Pavel Latouchko, chef du bureau de l’op­po­si­tion. ©Polska/Nicolas Guar­i­nos

« Nous pré­parons de nou­velles propo­si­tions de sanc­tions con­tre des juges qui par­ticipent à la répres­sion », explique le directeur de la com­mu­ni­ca­tion Art­siom Brukhan, dans une petite salle de réu­nion. Soudain, la porte s’ouvre sur un homme de grande taille : Pavel Latouchko, chef de cette organ­i­sa­tion. Ex-ambas­sadeur à Paris, ex-min­istre de la Cul­ture de Loukachenko, il a rejoint les rangs de l’opposition en août 2020. Yeux bleus perçants, voix pro­fonde, bou­tons de manchette, il a un air d’espion tout droit sor­ti d’un film hol­ly­woo­d­i­en. Alexan­dre Loukachenko le con­sid­ère comme un enne­mi per­son­nel. Lors de leur dernier échange, le chef d’É­tat l’a men­acé de l’étrangler de ses pro­pres mains. Pavel Latouchko ne prend plus jamais l’avion, depuis le détourne­ment en 2021 d’un vol Ryanair Athènes-Vil­nius vers Min­sk à bord duquel se trou­vait un jour­nal­iste indépen­dant biélorusse que Loukachenko a fait arrêter à l’atterrissage. Pour veiller à sa sécu­rité per­son­nelle, le gou­verne­ment polon­ais four­nit à Pavel Latouchko une équipe de gardes du corps qui le suit dans ses moin­dres déplace­ments.

« Nos chances de suc­cès pour retourn­er la sit­u­a­tion sont lim­itées par le sou­tien apporté par la Russie à Loukachenko », recon­naît, lucide, Pavel Latouchko. Le réseau de volon­taires sur lequel il s’ap­puie pour lut­ter de l’extérieur se réduit : « Aujourd’hui, la majorité des réfugiés souhaite ren­tr­er. Et ils sont moins nom­breux à vouloir être act­ifs dans la lutte con­tre Loukachenko en 2023 par rap­port à 2020 ».

« A cinq minutes du KGB »

Pavel Sverdlov, lui, restera à Varso­vie. Il est le rédac­teur en chef de Euro­ra­dio, une radio basée à Varso­vie qui émet en direc­tion de la Biélorussie. Il a quit­té le pays en août 2021. « Beau­coup de mes col­lègues sont en prison. J’ai eu beau­coup de chance de ne pas être arrêté », estime-t-il.

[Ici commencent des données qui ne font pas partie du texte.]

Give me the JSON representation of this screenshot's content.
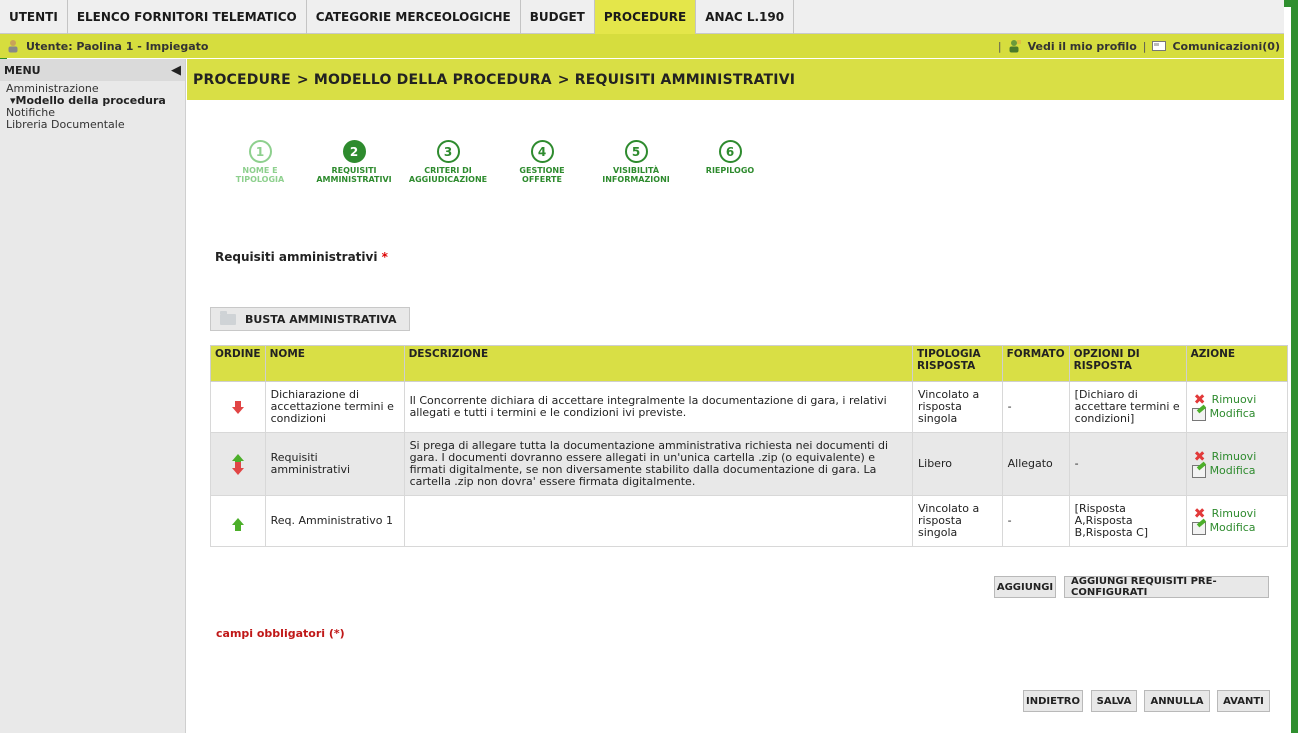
{
  "tabs": [
    "UTENTI",
    "ELENCO FORNITORI TELEMATICO",
    "CATEGORIE MERCEOLOGICHE",
    "BUDGET",
    "PROCEDURE",
    "ANAC L.190"
  ],
  "active_tab": "PROCEDURE",
  "user": {
    "label": "Utente: Paolina 1 - Impiegato",
    "profile_link": "Vedi il mio profilo",
    "comm_link": "Comunicazioni(0)"
  },
  "menu": {
    "title": "MENU",
    "items": [
      "Amministrazione",
      "▾Modello della procedura",
      "Notifiche",
      "Libreria Documentale"
    ]
  },
  "breadcrumb": [
    "PROCEDURE",
    "> MODELLO DELLA PROCEDURA",
    "> REQUISITI AMMINISTRATIVI"
  ],
  "steps": [
    {
      "num": "1",
      "line1": "NOME E",
      "line2": "TIPOLOGIA",
      "state": "done"
    },
    {
      "num": "2",
      "line1": "REQUISITI",
      "line2": "AMMINISTRATIVI",
      "state": "current"
    },
    {
      "num": "3",
      "line1": "CRITERI DI",
      "line2": "AGGIUDICAZIONE",
      "state": "todo"
    },
    {
      "num": "4",
      "line1": "GESTIONE",
      "line2": "OFFERTE",
      "state": "todo"
    },
    {
      "num": "5",
      "line1": "VISIBILITÀ",
      "line2": "INFORMAZIONI",
      "state": "todo"
    },
    {
      "num": "6",
      "line1": "RIEPILOGO",
      "line2": "",
      "state": "todo"
    }
  ],
  "section_title": "Requisiti amministrativi",
  "required_mark": "*",
  "busta_label": "BUSTA AMMINISTRATIVA",
  "table": {
    "headers": [
      "ORDINE",
      "NOME",
      "DESCRIZIONE",
      "TIPOLOGIA RISPOSTA",
      "FORMATO",
      "OPZIONI DI RISPOSTA",
      "AZIONE"
    ],
    "rows": [
      {
        "nome": "Dichiarazione di accettazione termini e condizioni",
        "descrizione": "Il Concorrente dichiara di accettare integralmente la documentazione di gara, i relativi allegati e tutti i termini e le condizioni ivi previste.",
        "tipologia": "Vincolato a risposta singola",
        "formato": "-",
        "opzioni": "[Dichiaro di accettare termini e condizioni]"
      },
      {
        "nome": "Requisiti amministrativi",
        "descrizione": "Si prega di allegare tutta la documentazione amministrativa richiesta nei documenti di gara. I documenti dovranno essere allegati in un'unica cartella .zip (o equivalente) e firmati digitalmente, se non diversamente stabilito dalla documentazione di gara. La cartella .zip non dovra' essere firmata digitalmente.",
        "tipologia": "Libero",
        "formato": "Allegato",
        "opzioni": "-"
      },
      {
        "nome": "Req. Amministrativo 1",
        "descrizione": "",
        "tipologia": "Vincolato a risposta singola",
        "formato": "-",
        "opzioni": "[Risposta A,Risposta B,Risposta C]"
      }
    ],
    "action_remove": "Rimuovi",
    "action_edit": "Modifica"
  },
  "buttons": {
    "aggiungi": "AGGIUNGI",
    "aggiungi_pre": "AGGIUNGI REQUISITI PRE-CONFIGURATI",
    "indietro": "INDIETRO",
    "salva": "SALVA",
    "annulla": "ANNULLA",
    "avanti": "AVANTI"
  },
  "required_note": "campi obbligatori (*)",
  "colors": {
    "frame": "#2f8f2f",
    "accent": "#d9df45",
    "active_tab": "#e4e64a",
    "step_green": "#2e8b2e"
  }
}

Classée « extrémiste » pour ses con­tenus cri­tiques à l’égard du pou­voir, Euro­ra­dio ne compte aujourd’hui plus aucun mem­bre en Biélorussie. « Des jour­nal­istes libres à Varso­vie peu­vent faire bien plus que des jour­nal­istes en prison en Biélorussie », veut croire Pavel Sverdlov. Mais com­ment cou­vrir l’actualité d’un pays sans être présent sur place ? Euro­ra­dio est en con­tact étroit avec les habi­tants qui lui envoient des pho­tos et des vidéos de ce qu’il se passe. « Des per­son­nes qui vivent près des aéro­ports et des bases mil­i­taires nous ont infor­més des troupes russ­es sta­tion­nées », explique Pavel Sverdlov. Jamais aucun de ces con­tribu­teurs n’a encore été arrêté par les autorités. Mais deux experts — Yahor Lebi­adok et Natalia Duli­na — qui avaient don­né des inter­views sur la chaîne Youtube de Euro­ra­dio, ont été arrêtés. Le pre­mier a été con­damné à 5 ans de prison et la sec­onde attend encore son procès.

Pavel Sverdlov, rédac­teur en chef de Euro­ra­dio. ©Polska/Nicolas Guar­i­nos

Dans la salle de rédac­tion, Emma*, 33 ans, finit de rédi­ger son arti­cle sur la fer­me­ture par Varso­vie du poste fron­tière de Bobrown­i­ki, entre la Pologne et la Biélorussie. Assis à côté d’elle, Jauhien*, 31 ans, écrit, lui, un arti­cle dont il préfère taire le sujet. Il tra­vail­lait aupar­a­vant en Biélorussie pour un média con­trôlé par le Krem­lin. C’est en cou­vrant la répres­sion en 2020 qu’il a décidé de pren­dre une autre direc­tion. En octo­bre 2020, il a rejoint Euro­ra­dio. Mais il ne se sen­tait plus en sécu­rité à Min­sk : « Nos locaux étaient à cinq min­utes de ceux du KGB », se rap­pelle-t-il. Der­rière Jauhien, est accroché au mur le dra­peau de la dis­si­dence, blanc-rouge-blanc avec en son cen­tre le Paho­nia, sym­bole ren­voy­ant à l’histoire pré-sovié­tique de la Biélorussie. 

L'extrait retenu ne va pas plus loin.